The announcement will apparently made during an event at 2 pm on Wednesday, and will surely carry the sort of sweaty zeal that accompanies any Zeldin deregulatory celebration. Along with greenhouse gas emissions rules, EPA will also roll back rules about mercury and other hazardous pollutants, continuing the agency’s effort to make its name and actions as perpendicular to each other as possible.
The justification for this complete abdication of climate action in the power sector is, again, utter bullshit. Power plants account for around a quarter of all US emissions, and the US remains the second-biggest emitter of greenhouse gases on the planet. A report out last month from experts at NYU’s Center for Policy Integrity put some more numbers on it: if the US’s power plants were a country, it would rank sixth on that emissions list. From 1990 to 2022, those power plants account for five percent of all global emissions, a bigger chunk of the pie than Japan, Mexico, Canada, Brazil, or Australia. There’s simply no world in which the argument holds up; it is yet another up-is-down, black-is-white, don’t-believe-your-own-eyes claim, offered up without a hint of shame in service of a few rich fossil fuel executives.
The co-argument to the blatant lie here is always that it costs too much to fix anything, but that too is tripe. Per the EPA’s own accounting back when it actually did the work it is supposed to in the halcyon days of, uh, 2024, limiting emissions from power plants carries a net benefit of almost $20 billion per year, thanks to $14 billion in climate benefits, $6.3 billion in health benefits from reduced pollution, and less than $1 billion in compliance costs. It’s just that the benefits go to the wrong people (us), so they don’t count.

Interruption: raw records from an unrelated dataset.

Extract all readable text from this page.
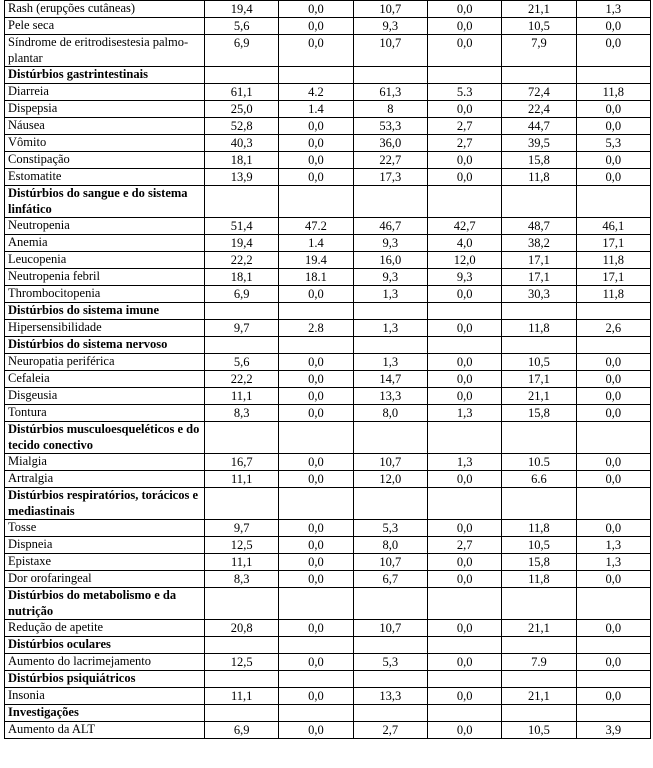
Rash (erupções cutâneas)	19,4	0,0	10,7	0,0	21,1	1,3
Pele seca	5,6	0,0	9,3	0,0	10,5	0,0
Síndrome de eritrodisestesia palmo-plantar	6,9	0,0	10,7	0,0	7,9	0,0
Distúrbios gastrintestinais						
Diarreia	61,1	4.2	61,3	5.3	72,4	11,8
Dispepsia	25,0	1.4	8	0,0	22,4	0,0
Náusea	52,8	0,0	53,3	2,7	44,7	0,0
Vômito	40,3	0,0	36,0	2,7	39,5	5,3
Constipação	18,1	0,0	22,7	0,0	15,8	0,0
Estomatite	13,9	0,0	17,3	0,0	11,8	0,0
Distúrbios do sangue e do sistema linfático						
Neutropenia	51,4	47.2	46,7	42,7	48,7	46,1
Anemia	19,4	1.4	9,3	4,0	38,2	17,1
Leucopenia	22,2	19.4	16,0	12,0	17,1	11,8
Neutropenia febril	18,1	18.1	9,3	9,3	17,1	17,1
Thrombocitopenia	6,9	0,0	1,3	0,0	30,3	11,8
Distúrbios do sistema imune						
Hipersensibilidade	9,7	2.8	1,3	0,0	11,8	2,6
Distúrbios do sistema nervoso						
Neuropatia periférica	5,6	0,0	1,3	0,0	10,5	0,0
Cefaleia	22,2	0,0	14,7	0,0	17,1	0,0
Disgeusia	11,1	0,0	13,3	0,0	21,1	0,0
Tontura	8,3	0,0	8,0	1,3	15,8	0,0
Distúrbios musculoesqueléticos e do tecido conectivo						
Mialgia	16,7	0,0	10,7	1,3	10.5	0,0
Artralgia	11,1	0,0	12,0	0,0	6.6	0,0
Distúrbios respiratórios, torácicos e mediastinais						
Tosse	9,7	0,0	5,3	0,0	11,8	0,0
Dispneia	12,5	0,0	8,0	2,7	10,5	1,3
Epistaxe	11,1	0,0	10,7	0,0	15,8	1,3
Dor orofaringeal	8,3	0,0	6,7	0,0	11,8	0,0
Distúrbios do metabolismo e da nutrição						
Redução de apetite	20,8	0,0	10,7	0,0	21,1	0,0
Distúrbios oculares						
Aumento do lacrimejamento	12,5	0,0	5,3	0,0	7.9	0,0
Distúrbios psiquiátricos						
Insonia	11,1	0,0	13,3	0,0	21,1	0,0
Investigações						
Aumento da ALT	6,9	0,0	2,7	0,0	10,5	3,9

The rollback proposals will surely be challenged in court, for whatever that’s worth. Meanwhile, the Trump administration’s insistence that climate change is either not happening or not worth addressing is, of course, government-wide. Also on Wednesday, the Guardian reported that NOAA’s primary climate website, Climate.gov, will likely be shut down, after basically all of its staff was fired at the end of May. And why not, really — who needs such frivolities, when the government has learned to construct its own realities.